Чтобы познакомиться с личной жизнью Джесса X., мне пришлось превзойти самого себя, я выдал лучшее, на что только был способен. Даже немножко возгордился, хотя как я не придумал ничего подобного раньше, до сих пор не понимаю; правда, раньше рядом со мной не было Га­стролера, который, стоило мне предложить что-нибудь новенькое, твердил как попугай: «Дурацкая идея, дурац­кая идея». К тому времени, когда я наконец изобрел не­что такое, о чем он не отозвался как о «дурацкой идее», моя прозрачная крыша чуть окончательно не поехала. Я хо­чу сказать, к тому моменту я весь светился, что твоя сто­ваттная лампочка.

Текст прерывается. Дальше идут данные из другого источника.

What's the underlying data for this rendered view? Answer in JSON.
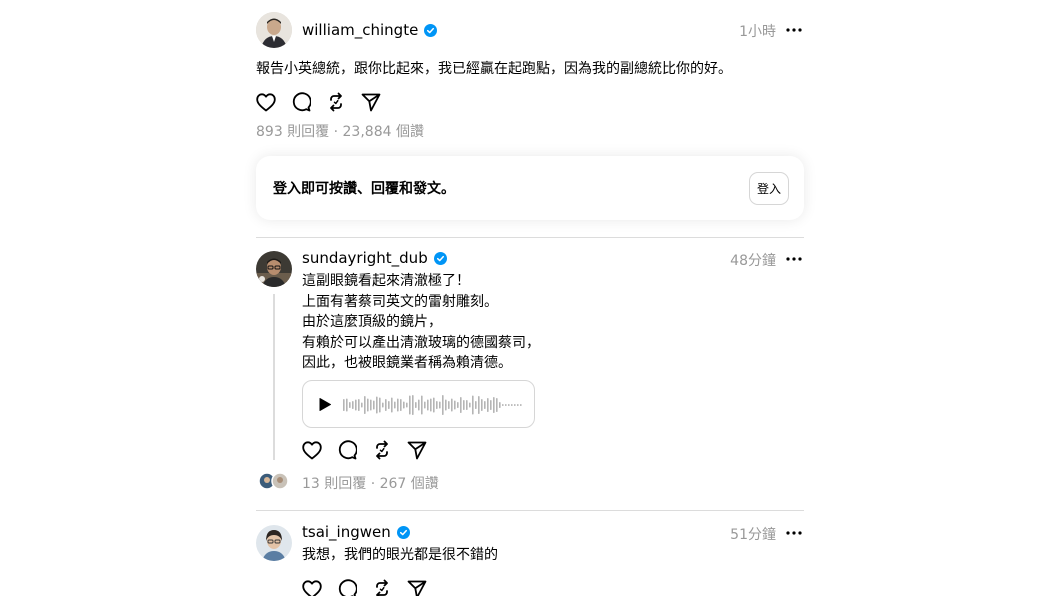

Перво-наперво мы разузнали, кто сидит с детьми Джесса X. и миссис Джесс, когда те отправляются за город (выезжая на природу, Примерные Граждане Гринсборо ведут себя как один — некоторое время прогуливаются по какому-нибудь загородному лужку, ломая головы, чем бы заняться, затем по очереди мочатся в общественном туа­лете, после чего удовлетворенные возвращаются назад). Присматривать за отпрысками Джессов обычно подходили две девчонки, которые за некую мзду честно игнорирова­ли младенцев, пока родители развлекались. Однако когда эти милочки были заняты — это означает, что они отправ­лялись на свиданку с каким-нибудь жеребцом с постоянно расстегнутой ширинкой и трахались в обмен на гамбургер и дешевую киношку, — Хант обращался за помощью к До­машней Неотложке Мамочки Хаббард. Приняв личину четырнадцатилетнего подростка, поражающего своей нич­тожностью и специализирующегося на северо-западной части города и округа, я очень миленько вписался в эту достопочтенную организацию. Весь процесс занял ровно неделю, но Гас никуда не спешил. «Лучше дольше, но луч­ше, — проповедовал он. — Если мы поспешим, кто-нибудь может заметить проскакавших мимо типов и посмотрит нам вслед, а стоит кому-нибудь посмотреть нам вслед — все, мы пропали». Типично горизонтальное мышление было у этого парня.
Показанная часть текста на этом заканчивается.